Rather than being a source of concern, blackberry seeds are surprisingly nutritious. The oil inside them is rich in polyunsaturated fatty acids, particularly linoleic acid (an omega-6 fat, making up 33 to 65% of the oil depending on the variety) and alpha-linolenic acid (an omega-3 fat). The omega-6 to omega-3 ratio ranges from about 3:1 to 6:1, which is considered favorable compared to most Western diets.

Blackberry seeds also contain unusually high levels of stearidonic acid, a fatty acid that helps the body produce EPA and DHA, the same omega-3s found in fish oil. The seeds carry carotenoids like lutein and beta-carotene, which act as antioxidants. Research on blackberry byproducts has found that after simulated digestion and fermentation by gut bacteria, the polyphenol content and antioxidant capacity of blackberry seed material actually increased, suggesting these compounds may benefit intestinal cells directly even when they aren’t fully absorbed into the bloodstream.

Which Seeds You Should Actually Worry About

The fruits with genuinely dangerous levels of cyanide-producing compounds are the ones with large, bitter kernels inside hard pits.
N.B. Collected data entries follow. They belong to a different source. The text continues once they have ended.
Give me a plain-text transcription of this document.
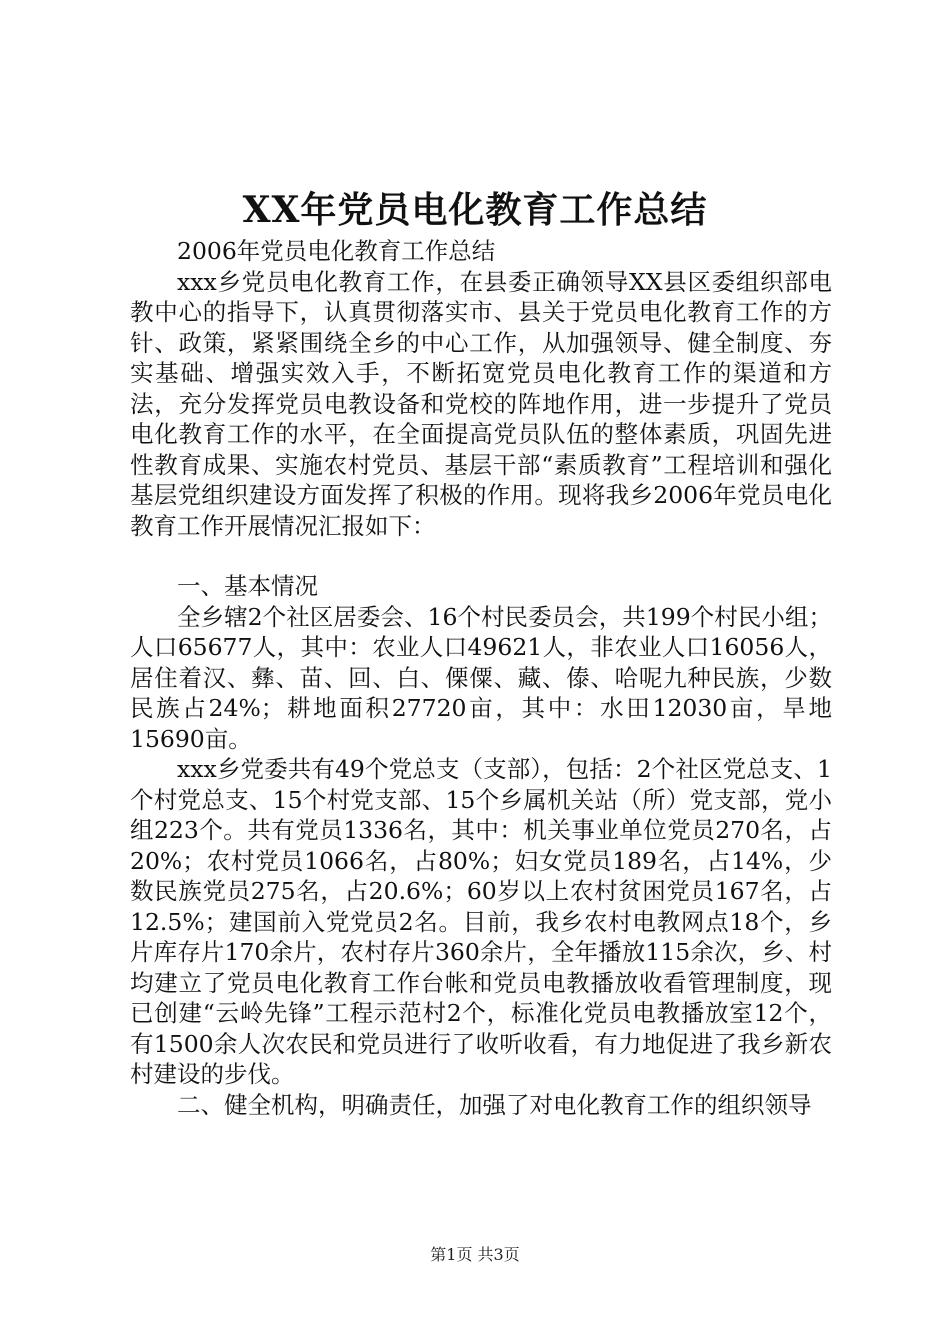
XX年党员电化教育工作总结

2006年党员电化教育工作总结

xxx乡党员电化教育工作，在县委正确领导XX县区委组织部电教中心的指导下，认真贯彻落实市、县关于党员电化教育工作的方针、政策，紧紧围绕全乡的中心工作，从加强领导、健全制度、夯实基础、增强实效入手，不断拓宽党员电化教育工作的渠道和方法，充分发挥党员电教设备和党校的阵地作用，进一步提升了党员电化教育工作的水平，在全面提高党员队伍的整体素质，巩固先进性教育成果、实施农村党员、基层干部“素质教育”工程培训和强化基层党组织建设方面发挥了积极的作用。现将我乡2006年党员电化教育工作开展情况汇报如下：

一、基本情况

全乡辖2个社区居委会、16个村民委员会，共199个村民小组；人口65677人，其中：农业人口49621人，非农业人口16056人，居住着汉、彝、苗、回、白、傈僳、藏、傣、哈呢九种民族，少数民族占24%；耕地面积27720亩，其中：水田12030亩，旱地15690亩。

xxx乡党委共有49个党总支（支部），包括：2个社区党总支、1个村党总支、15个村党支部、15个乡属机关站（所）党支部，党小组223个。共有党员1336名，其中：机关事业单位党员270名，占20%；农村党员1066名，占80%；妇女党员189名，占14%，少数民族党员275名，占20.6%；60岁以上农村贫困党员167名，占12.5%；建国前入党党员2名。目前，我乡农村电教网点18个，乡片库存片170余片，农村存片360余片，全年播放115余次，乡、村均建立了党员电化教育工作台帐和党员电教播放收看管理制度，现已创建“云岭先锋”工程示范村2个，标准化党员电教播放室12个，有1500余人次农民和党员进行了收听收看，有力地促进了我乡新农村建设的步伐。

二、健全机构，明确责任，加强了对电化教育工作的组织领导

第1页 共3页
Apricot kernels top the list: the lethal dose of ingested cyanide for humans averages around 1.5 mg per kilogram of body weight, and apricot kernels can deliver enough to be dangerous in small quantities. Apple seeds contain cyanogenic glycosides too, but you’d need to chew and swallow a large number of them (roughly a cup’s worth of seeds) to reach a harmful dose, since each seed contains very little and many pass through undigested.

Cherry pits, peach pits, and plum pits all contain these compounds in their inner kernels. The pattern is consistent: it’s the large, bitter seed inside a stone fruit pit that carries the risk, not the tiny seeds in berries.

Eating Blackberries Safely

There is no established safety concern with eating blackberry seeds. No regulatory body, including the European Food Safety Authority or the U.S. FDA, has set limits on cyanogenic glycosides in blackberries or their seeds. The limits that do exist target specific high-risk foods: apricot kernels, cassava products, and linseed (which has a permitted level of 250 mg hydrocyanic acid per kilogram because it’s processed before consumption).

You can eat fresh blackberries freely, blend them into smoothies, bake them into pies, or make jam without concern about cyanide from the seeds. Even when seeds are crushed during processing, the amounts of any cyanogenic compounds present are negligible. The seeds are, if anything, a nutritional bonus rather than a hazard.